La déclinaison opérationnelle de cette stratégie est précisée dans la présente charte et le Comité stratégique du projet de rénovation urbaine veillera à sa mise en œuvre.
III. Les principes généraux du relogement
Au fil des années dans leur lieu de vie, les habitants à reloger ont tissé des liens avec le territoire : scolarité, services, travail, réseaux familiaux et sociaux…
La prise en compte de cet enracinement dans le diagnostic, dans la concertation, pendant et après le relogement, constitue les bases d’un projet conduit dans le respect des personnes.
Aussi les dimensions sociales et personnelles qu’implique le relogement pour les locataires du parc public ou privé doivent être prises en compte. Le relogement ne peut donc être considéré comme une opération purement technique.
Le locataire à reloger est au centre de l’opération, il s’agit donc d’assurer à chaque locataire les meilleures conditions possibles de relogement et de réduire au maximum les difficultés ressenties par certains d’entre eux.
La transparence est la première condition de réussite, l’ensemble des partenaires devra donc veiller à ce que le locataire ait une vision claire des engagements pris et une information régulière.
Des délais raisonnables sont à observer, notamment entre la première information et le relogement, permettant un mûrissement du projet personnel de chaque locataire.
Le relogement doit s’inscrire dans une démarche résidentielle positive correspondant aux choix et aux possibilités financières du ménage. Les souhaits du ménage doivent être entendus et plusieurs propositions successives, adaptées à sa situation seront faites, si nécessaire. Le ménage doit pouvoir être relogé dans des conditions financières adaptées à sa situation.
Le relogement doit être l’occasion de privilégier le lieu du relogement souhaité par le ménage tout en garantissant une mixité sociale : dans le respect des souhaits des locataires, les logements proposés seront situés sur les quartiers dont ils sont issus ou à Montpellier en priorité dans le parc des bailleurs concernés par les démolitions.

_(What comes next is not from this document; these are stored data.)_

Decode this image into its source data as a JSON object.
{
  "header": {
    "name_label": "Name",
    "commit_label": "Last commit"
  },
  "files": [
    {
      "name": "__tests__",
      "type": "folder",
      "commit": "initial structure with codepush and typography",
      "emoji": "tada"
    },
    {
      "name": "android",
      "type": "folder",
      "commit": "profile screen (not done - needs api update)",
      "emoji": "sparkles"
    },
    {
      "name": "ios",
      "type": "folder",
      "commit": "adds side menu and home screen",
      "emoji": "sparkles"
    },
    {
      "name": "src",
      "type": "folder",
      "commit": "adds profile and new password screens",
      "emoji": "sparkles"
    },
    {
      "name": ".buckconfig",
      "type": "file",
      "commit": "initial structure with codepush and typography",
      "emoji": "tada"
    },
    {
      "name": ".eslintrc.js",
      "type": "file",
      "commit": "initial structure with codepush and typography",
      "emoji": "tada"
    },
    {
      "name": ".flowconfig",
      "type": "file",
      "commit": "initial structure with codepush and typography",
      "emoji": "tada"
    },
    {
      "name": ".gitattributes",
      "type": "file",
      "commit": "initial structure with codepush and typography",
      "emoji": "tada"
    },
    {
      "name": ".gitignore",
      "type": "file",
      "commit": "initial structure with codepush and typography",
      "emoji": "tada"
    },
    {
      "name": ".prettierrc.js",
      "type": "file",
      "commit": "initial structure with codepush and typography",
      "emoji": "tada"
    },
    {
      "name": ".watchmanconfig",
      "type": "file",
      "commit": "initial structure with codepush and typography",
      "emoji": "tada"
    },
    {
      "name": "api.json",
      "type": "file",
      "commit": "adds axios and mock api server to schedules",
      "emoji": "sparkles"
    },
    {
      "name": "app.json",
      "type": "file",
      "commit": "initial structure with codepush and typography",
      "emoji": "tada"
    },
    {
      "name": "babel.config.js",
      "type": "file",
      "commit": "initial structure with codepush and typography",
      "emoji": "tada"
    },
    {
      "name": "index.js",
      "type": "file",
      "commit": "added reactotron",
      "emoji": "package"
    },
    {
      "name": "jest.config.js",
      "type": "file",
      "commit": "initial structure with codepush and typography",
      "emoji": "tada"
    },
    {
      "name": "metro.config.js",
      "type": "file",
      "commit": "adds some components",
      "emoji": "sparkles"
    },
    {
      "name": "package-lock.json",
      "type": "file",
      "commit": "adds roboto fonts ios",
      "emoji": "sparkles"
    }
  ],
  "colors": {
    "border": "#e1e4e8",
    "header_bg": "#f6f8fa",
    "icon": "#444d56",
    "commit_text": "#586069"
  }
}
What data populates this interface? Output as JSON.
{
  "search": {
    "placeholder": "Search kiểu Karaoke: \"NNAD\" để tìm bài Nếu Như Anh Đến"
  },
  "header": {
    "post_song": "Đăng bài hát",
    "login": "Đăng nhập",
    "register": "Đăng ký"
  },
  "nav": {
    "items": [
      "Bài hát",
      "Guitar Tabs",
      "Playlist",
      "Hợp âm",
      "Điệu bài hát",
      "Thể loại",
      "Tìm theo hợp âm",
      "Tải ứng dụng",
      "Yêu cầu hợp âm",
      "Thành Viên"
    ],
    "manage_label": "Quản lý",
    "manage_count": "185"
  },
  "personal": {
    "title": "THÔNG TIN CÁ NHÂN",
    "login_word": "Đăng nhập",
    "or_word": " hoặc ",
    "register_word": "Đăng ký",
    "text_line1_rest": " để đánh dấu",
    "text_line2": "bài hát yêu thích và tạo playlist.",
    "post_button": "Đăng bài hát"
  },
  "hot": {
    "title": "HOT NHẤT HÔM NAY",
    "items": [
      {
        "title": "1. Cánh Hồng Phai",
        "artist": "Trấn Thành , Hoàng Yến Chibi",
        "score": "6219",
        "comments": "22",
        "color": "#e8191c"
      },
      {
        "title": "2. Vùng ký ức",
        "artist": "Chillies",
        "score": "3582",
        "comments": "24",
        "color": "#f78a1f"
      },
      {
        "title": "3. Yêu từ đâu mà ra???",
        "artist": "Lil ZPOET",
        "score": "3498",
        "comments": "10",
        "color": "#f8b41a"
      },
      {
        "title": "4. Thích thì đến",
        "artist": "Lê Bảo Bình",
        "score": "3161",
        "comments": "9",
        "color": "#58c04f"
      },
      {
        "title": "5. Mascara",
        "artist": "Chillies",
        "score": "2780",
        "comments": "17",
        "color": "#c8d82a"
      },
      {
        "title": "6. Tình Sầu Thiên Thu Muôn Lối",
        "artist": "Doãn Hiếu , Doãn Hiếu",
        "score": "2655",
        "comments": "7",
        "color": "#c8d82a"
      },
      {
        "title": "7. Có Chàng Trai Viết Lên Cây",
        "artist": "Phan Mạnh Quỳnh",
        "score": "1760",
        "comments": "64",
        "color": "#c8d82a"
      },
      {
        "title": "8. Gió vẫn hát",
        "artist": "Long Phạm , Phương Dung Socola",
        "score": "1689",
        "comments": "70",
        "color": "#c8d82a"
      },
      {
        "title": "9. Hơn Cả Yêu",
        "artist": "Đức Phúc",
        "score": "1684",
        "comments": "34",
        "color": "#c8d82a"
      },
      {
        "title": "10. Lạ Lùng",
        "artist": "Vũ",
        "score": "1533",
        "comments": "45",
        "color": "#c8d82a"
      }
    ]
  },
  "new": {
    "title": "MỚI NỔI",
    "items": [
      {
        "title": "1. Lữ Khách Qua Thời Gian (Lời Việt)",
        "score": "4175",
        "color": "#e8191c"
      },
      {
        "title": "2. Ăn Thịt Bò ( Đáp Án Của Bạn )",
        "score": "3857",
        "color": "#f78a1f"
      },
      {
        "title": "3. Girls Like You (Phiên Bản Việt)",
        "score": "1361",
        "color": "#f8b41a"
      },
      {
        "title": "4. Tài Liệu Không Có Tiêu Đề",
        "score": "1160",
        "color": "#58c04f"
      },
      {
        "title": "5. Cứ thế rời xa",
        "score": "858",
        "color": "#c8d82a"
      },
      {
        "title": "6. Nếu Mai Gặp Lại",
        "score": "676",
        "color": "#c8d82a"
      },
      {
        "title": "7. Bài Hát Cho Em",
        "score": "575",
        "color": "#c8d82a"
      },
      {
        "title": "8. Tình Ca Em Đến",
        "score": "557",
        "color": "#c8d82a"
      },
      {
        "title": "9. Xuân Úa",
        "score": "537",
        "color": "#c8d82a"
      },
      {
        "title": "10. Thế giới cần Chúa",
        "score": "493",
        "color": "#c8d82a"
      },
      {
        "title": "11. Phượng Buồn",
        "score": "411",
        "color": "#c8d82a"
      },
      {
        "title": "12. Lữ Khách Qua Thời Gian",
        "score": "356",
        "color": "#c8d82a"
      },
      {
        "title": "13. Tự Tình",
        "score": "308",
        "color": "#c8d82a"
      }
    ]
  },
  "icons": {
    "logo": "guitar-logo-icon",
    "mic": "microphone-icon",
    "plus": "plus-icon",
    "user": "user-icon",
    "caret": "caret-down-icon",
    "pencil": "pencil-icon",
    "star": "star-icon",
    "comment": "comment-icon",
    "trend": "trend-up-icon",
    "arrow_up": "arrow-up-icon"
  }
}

Mais aussi dans le patrimoine des autres bailleurs. Les ménages qui souhaitent être relogés dans le parc locatif d’autres bailleurs de la commune ou à l’extérieur de la ville, en auront la possibilité.
Tous les ménages doivent bénéficier d’un accompagnement personnalisé tout au long de l’opération, avec un interlocuteur identifié.
Le suivi post-relogement doit être intégré à part entière dans toute opération de relogement. Le relogement ne se termine pas le jour du déménagement, un suivi post relogement à six mois sera également effectué. Il permettra de détecter d’éventuelles difficultés liées au relogement et de proposer d’orienter le ménage vers un dispositif adéquat.
IV. Les principes de la concertation et de l’information autour du relogement
-L’information, concernant la décision de faire, constitue un préalable et un pré-requis indispensable dans toute opération de rénovation urbaine.
-Le relogement doit s’appuyer sur une démarche de concertation, afin de préserver une relation de confiance avec le ménage, facteur clé de la réussite de l’opération.
-L’opération de relogement doit permettre une communication fiable et régulière des informations intéressant la situation du ménage.
-Les associations, collectifs et groupements de locataires existants ou créés à l’occasion du relogement doivent être considérés comme de véritables partenaires.
V. Un partenariat et des moyens au service de l’opération
La démarche de relogement s’inscrit dans un large partenariat, dont font notamment partis :
- le bailleur directement impliqué et ceux sollicités dans le cadre des relogements inter-organismes,
-les partenaires publics (Ville de Montpellier, Communauté d’Agglomération de Montpellier, Conseil général de l’Hérault, Région Languedoc-Roussillon),
-les réservataires (Etat, Ville de Montpellier, Communauté d’Agglomération de Montpellier, Conseil général de l’Hérault, Région Languedoc-Roussillon, collecteurs du 1% logement…),
-les équipes opérationnelles du projet de rénovation urbaine (équipe d’ordonnancement, pilotage et coordination urbaine Mosson, Mission Grand Cœur, Mission Petit Bard),
-les acteurs sociaux concernés par le suivi des familles (Centre Communal d’Action Sociale, Conseil général de l’Hérault - pôle de la solidarité départementale, Caisse d’Allocations Familiales,…),
- les associations impliquées et tout particulièrement les organisations nationales représentatives des locataires (décret n° 88-1290 du 23 décembre 1986 relatif à la Commission nationale de concertation).
De manière générale, la démarche de relogement est en premier lieu l’affaire du bailleur (public ou privé) ou de l’opérateur en charge de la réalisation d’opérations publiques génératrices de relogement.
Cela se décline de la manière suivante selon les territoires :
-pour le quartier Mosson : ACM,
-pour le quartier Centre : ACM (Gély), SERM (Figuerolles, Gambetta, Nord Ecusson),
-pour le quartier Cévennes : SERM (Petit Bard).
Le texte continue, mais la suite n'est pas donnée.